A) Apoiar aberta, franca e decididamente o governo na sua política de guerra contra o nazismo. Estar prontos para colaborar com todos os que efetivamente lutem agora contra o nazismo, quaisquer que tenham sido suas atitudes anteriores e quaisquer que sejam suas opiniões políticas, credos religiosos, pontos de vista ideológicos ou filosóficos. Só na prática da luta contra o nazismo poderão ser desmascarados os hipócritas e os agentes do inimigo.

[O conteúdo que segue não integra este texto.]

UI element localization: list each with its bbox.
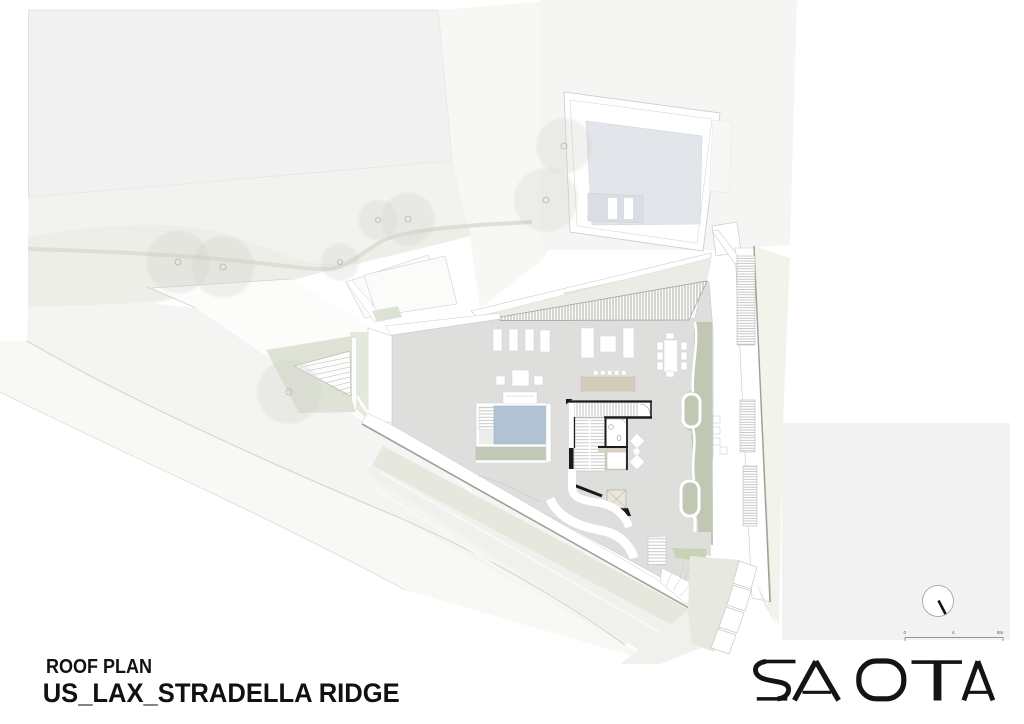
svg-text:8m: 8m [997,630,1004,635]
svg-text:ROOF PLAN: ROOF PLAN [46,656,152,678]
svg-text:US_LAX_STRADELLA RIDGE: US_LAX_STRADELLA RIDGE [43,678,400,708]
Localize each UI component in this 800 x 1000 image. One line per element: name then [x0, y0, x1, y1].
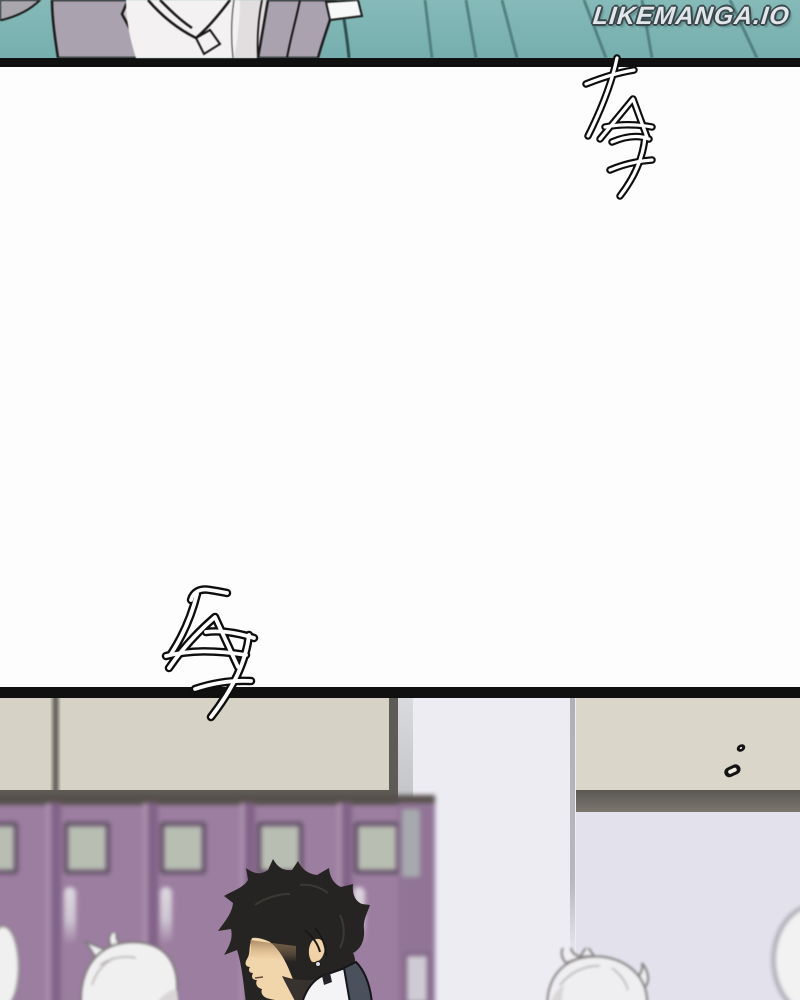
site-watermark: LIKEMANGA.IO: [592, 2, 792, 31]
top-panel: LIKEMANGA.IO: [0, 0, 800, 67]
blurred-figure-right: [772, 903, 800, 1000]
sfx-top-lettering: [570, 52, 670, 202]
manga-page: { "watermark": { "text": "LIKEMANGA.IO" …: [0, 0, 800, 1000]
white-haired-student-center: [535, 948, 665, 1000]
arm-wedge: [0, 0, 40, 20]
wall-seam: [50, 698, 61, 790]
dark-haired-student: [218, 858, 378, 1000]
sfx-middle-lettering: [155, 578, 295, 726]
placard: [326, 0, 362, 20]
locker-frame: [46, 803, 61, 1000]
locker-end-inset: [404, 953, 430, 1000]
beige-wall-right: [576, 698, 800, 790]
locker-top-band: [0, 795, 435, 805]
locker-window: [160, 822, 206, 874]
placard-post: [344, 19, 349, 58]
locker-window: [64, 822, 110, 874]
white-haired-student-left: [70, 933, 190, 1000]
bottom-panel: [0, 687, 800, 1000]
earring: [315, 961, 320, 966]
blazer: [344, 962, 372, 1000]
ink-marks: [715, 735, 755, 790]
wall-edge-strip: [398, 698, 413, 802]
locker-end-inset: [402, 809, 420, 877]
wall-shadow-band: [576, 790, 800, 812]
locker-window: [0, 822, 18, 874]
wall-seam-right: [570, 698, 575, 960]
jacket-right: [258, 0, 336, 58]
mouth: [255, 977, 263, 978]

B) Individualmente, saber cada um cumprir seu dever patriótico no posto que ocupe, na frente ou na retaguarda. É pelo exemplo, pela coragem e energia na luta, pelo espírito de sacrifício e pelo trabalho eficiente na retaguarda, que cada aliancista se imporá ao respeito de seus concidadãos e melhor propagará suas idéias políticas.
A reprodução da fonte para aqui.